Protests expected as royal couple arrive in Quebec City

The 2011 royal tour of Canada is the first international trip by newlyweds Prince William, Duke of Cambridge, and Catherine, Duchess of Cambridge. Their first official tour as a couple, and Catherine's first tour as a Royal, has been considered historic. But the Reseau de Resistance du Quebecois, the controversial Quebec pro-independence grouparen't planning an adoring welcome for the Prince and Kate.  They see royalty as a colonial relic, and resent that the sovereign still serves as Canada's head of state.

Photo courtesy of Wikipedia

How rowdy will protests get as Prince William and Kate come to Quebec City into territory where British royalty can be more reviled than revered? 

Reseau de Resistance du Quebecois, the controversial Quebec pro-independence group aren't planning an adoring welcome for the Prince and Kate today, organizers say. 

They see royalty as a colonial relic, and resent that the sovereign still serves as Canada's head of state.

Here's a report from The Canadian Press:

Prince William and Kate have arrived in Quebec City on what promises to be an action-packed Day 4 of their Canadian tour.

The royal couple are in the provincial capital after an overnight trip from Montreal along the St. Lawrence River.

Several people gathered at the Champlain Harbour Station to catch a glimpse of the Duke and Duchess of Cambridge, but they were out of luck.

Their trip to Quebec City coincides with the 403rd anniversary of the city being founded.

First up for the newlyweds today is a prayer service aboard HMCS Montreal.

Right Rev. Dennis Drainville, who will help preside the religious service, said the royal couple's presence was significant.

``The Anglican Church of course shares a long history with the monarchy,'' Drainville said in an interview before the ceremony.

``So the prince's presence is important for all Anglicans.''

After the service, William and Kate head to La Maison Dauphine, a centre that helps homeless youths.

The couple then take part in a freedom-of-the-city ceremony at city hall _ an event where anti-monarchist Quebec sovereigntists are expected once again to voice their displeasure at the royal visit.

The rapturous and unanimous love-in that welcomed William and Kate in Ottawa dissipated in Montreal on Saturday when protesters chanted anti-monarchist slogans.

Organizers of the Reseau de Resistance du Quebecois, the controversial Quebec pro-independence group planning today's protests, have kept specific details under wraps.

However, they have already said burly supporters will act as muscle over the weekend _ to keep the protests from getting out of hand.

History shows the group has a tendency to get rowdy when it comes to the Royal Family.

In 2009, the organization led an anti-monarchy demonstration during a visit to Montreal by Prince Charles and Camilla.

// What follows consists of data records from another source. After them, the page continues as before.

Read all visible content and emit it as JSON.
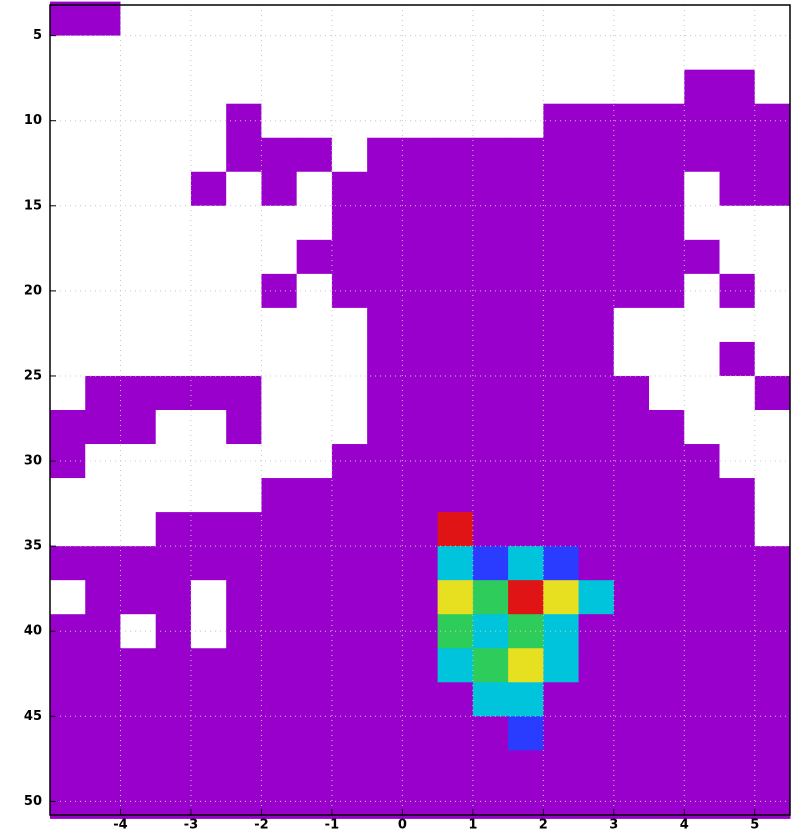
{
  "chart_data": {
    "type": "heatmap",
    "x": [
      -4.75,
      -4.25,
      -3.75,
      -3.25,
      -2.75,
      -2.25,
      -1.75,
      -1.25,
      -0.75,
      -0.25,
      0.25,
      0.75,
      1.25,
      1.75,
      2.25,
      2.75,
      3.25,
      3.75,
      4.25,
      4.75,
      5.25
    ],
    "y": [
      4,
      6,
      8,
      10,
      12,
      14,
      16,
      18,
      20,
      22,
      24,
      26,
      28,
      30,
      32,
      34,
      36,
      38,
      40,
      42,
      44,
      46,
      48,
      50
    ],
    "cell_width": 0.5,
    "cell_height": 2,
    "values": [
      [
        1,
        1,
        0,
        0,
        0,
        0,
        0,
        0,
        0,
        0,
        0,
        0,
        0,
        0,
        0,
        0,
        0,
        0,
        0,
        0,
        0
      ],
      [
        0,
        0,
        0,
        0,
        0,
        0,
        0,
        0,
        0,
        0,
        0,
        0,
        0,
        0,
        0,
        0,
        0,
        0,
        0,
        0,
        0
      ],
      [
        0,
        0,
        0,
        0,
        0,
        0,
        0,
        0,
        0,
        0,
        0,
        0,
        0,
        0,
        0,
        0,
        0,
        0,
        1,
        1,
        0
      ],
      [
        0,
        0,
        0,
        0,
        0,
        1,
        0,
        0,
        0,
        0,
        0,
        0,
        0,
        0,
        1,
        1,
        1,
        1,
        1,
        1,
        1
      ],
      [
        0,
        0,
        0,
        0,
        0,
        1,
        1,
        1,
        0,
        1,
        1,
        1,
        1,
        1,
        1,
        1,
        1,
        1,
        1,
        1,
        1
      ],
      [
        0,
        0,
        0,
        0,
        1,
        0,
        1,
        0,
        1,
        1,
        1,
        1,
        1,
        1,
        1,
        1,
        1,
        1,
        0,
        1,
        1
      ],
      [
        0,
        0,
        0,
        0,
        0,
        0,
        0,
        0,
        1,
        1,
        1,
        1,
        1,
        1,
        1,
        1,
        1,
        1,
        0,
        0,
        0
      ],
      [
        0,
        0,
        0,
        0,
        0,
        0,
        0,
        1,
        1,
        1,
        1,
        1,
        1,
        1,
        1,
        1,
        1,
        1,
        1,
        0,
        0
      ],
      [
        0,
        0,
        0,
        0,
        0,
        0,
        1,
        0,
        1,
        1,
        1,
        1,
        1,
        1,
        1,
        1,
        1,
        1,
        0,
        1,
        0
      ],
      [
        0,
        0,
        0,
        0,
        0,
        0,
        0,
        0,
        0,
        1,
        1,
        1,
        1,
        1,
        1,
        1,
        0,
        0,
        0,
        0,
        0
      ],
      [
        0,
        0,
        0,
        0,
        0,
        0,
        0,
        0,
        0,
        1,
        1,
        1,
        1,
        1,
        1,
        1,
        0,
        0,
        0,
        1,
        0
      ],
      [
        0,
        1,
        1,
        1,
        1,
        1,
        0,
        0,
        0,
        1,
        1,
        1,
        1,
        1,
        1,
        1,
        1,
        0,
        0,
        0,
        1
      ],
      [
        1,
        1,
        1,
        0,
        0,
        1,
        0,
        0,
        0,
        1,
        1,
        1,
        1,
        1,
        1,
        1,
        1,
        1,
        0,
        0,
        0
      ],
      [
        1,
        0,
        0,
        0,
        0,
        0,
        0,
        0,
        1,
        1,
        1,
        1,
        1,
        1,
        1,
        1,
        1,
        1,
        1,
        0,
        0
      ],
      [
        0,
        0,
        0,
        0,
        0,
        0,
        1,
        1,
        1,
        1,
        1,
        1,
        1,
        1,
        1,
        1,
        1,
        1,
        1,
        1,
        0
      ],
      [
        0,
        0,
        0,
        1,
        1,
        1,
        1,
        1,
        1,
        1,
        1,
        6,
        1,
        1,
        1,
        1,
        1,
        1,
        1,
        1,
        0
      ],
      [
        1,
        1,
        1,
        1,
        1,
        1,
        1,
        1,
        1,
        1,
        1,
        3,
        2,
        3,
        2,
        1,
        1,
        1,
        1,
        1,
        1
      ],
      [
        0,
        1,
        1,
        1,
        0,
        1,
        1,
        1,
        1,
        1,
        1,
        5,
        4,
        6,
        5,
        3,
        1,
        1,
        1,
        1,
        1
      ],
      [
        1,
        1,
        0,
        1,
        0,
        1,
        1,
        1,
        1,
        1,
        1,
        4,
        3,
        4,
        3,
        1,
        1,
        1,
        1,
        1,
        1
      ],
      [
        1,
        1,
        1,
        1,
        1,
        1,
        1,
        1,
        1,
        1,
        1,
        3,
        4,
        5,
        3,
        1,
        1,
        1,
        1,
        1,
        1
      ],
      [
        1,
        1,
        1,
        1,
        1,
        1,
        1,
        1,
        1,
        1,
        1,
        1,
        3,
        3,
        1,
        1,
        1,
        1,
        1,
        1,
        1
      ],
      [
        1,
        1,
        1,
        1,
        1,
        1,
        1,
        1,
        1,
        1,
        1,
        1,
        1,
        2,
        1,
        1,
        1,
        1,
        1,
        1,
        1
      ],
      [
        1,
        1,
        1,
        1,
        1,
        1,
        1,
        1,
        1,
        1,
        1,
        1,
        1,
        1,
        1,
        1,
        1,
        1,
        1,
        1,
        1
      ],
      [
        1,
        1,
        1,
        1,
        1,
        1,
        1,
        1,
        1,
        1,
        1,
        1,
        1,
        1,
        1,
        1,
        1,
        1,
        1,
        1,
        1
      ]
    ],
    "colors": [
      "#ffffff",
      "#9a00cc",
      "#2a3cff",
      "#00c4dc",
      "#2ecc5a",
      "#e6e020",
      "#e01414"
    ],
    "xlim": [
      -5,
      5.5
    ],
    "ylim": [
      50.8,
      3.2
    ],
    "xticks": [
      -4,
      -3,
      -2,
      -1,
      0,
      1,
      2,
      3,
      4,
      5
    ],
    "yticks": [
      5,
      10,
      15,
      20,
      25,
      30,
      35,
      40,
      45,
      50
    ],
    "grid": true
  }
}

The protest delayed their arrival at a military ceremony by about a half-hour, and Charles and Camilla had to enter through a back door because of the raucous demonstrators.

The group also helped block the planned re-enactment of the Battle of the Plains of Abraham a few years ago and has protested the performance of Anglo songs at Quebec's Fete nationale holiday.

Polls do suggest the monarchy is, by far, less popular in Quebec than elsewhere in the country.

Many here see the institution not only as a colonial relic, but also as a reminder of ancestors who had their land conquered by the British army; they resent that the sovereign still serves as Canada's head of state.

From there, attention turns to events that recognize Britain-Quebec history.

First is the freedom-of-the-city ceremony, which is a tradition introduced by the British in 1748 to confer upon armies the privilege of entering a fortified city bearing weapons. The ceremony today will acknowledge the relationship between Quebec City and the Royal 22e Regiment.

The ceremony will take place at city hall, and that is where the biggest protest is expected.

William and Kate are later scheduled to visit the Citadelle, a fortified residence at the foot of the Plains of Abraham, which was the scene of the 1759 pivotal battle in the Seven Years War in which French troops were defeated by the British.

Then the royal pair are set to visit Forts-de-Levis, a fort that was built between 1865 and 1872 under the supervision of British military engineers.

The fort completed a defence network protecting Quebec from future land invasion by Americans. It is also the highest point in the region.

Once they wrap their swing through Quebec, the royal pair will head to Charlottetown this evening, where they will attend an informal media reception before retiring for the night.

Yellowknife and Calgary are their other Canadian stops before they leave for California on Friday.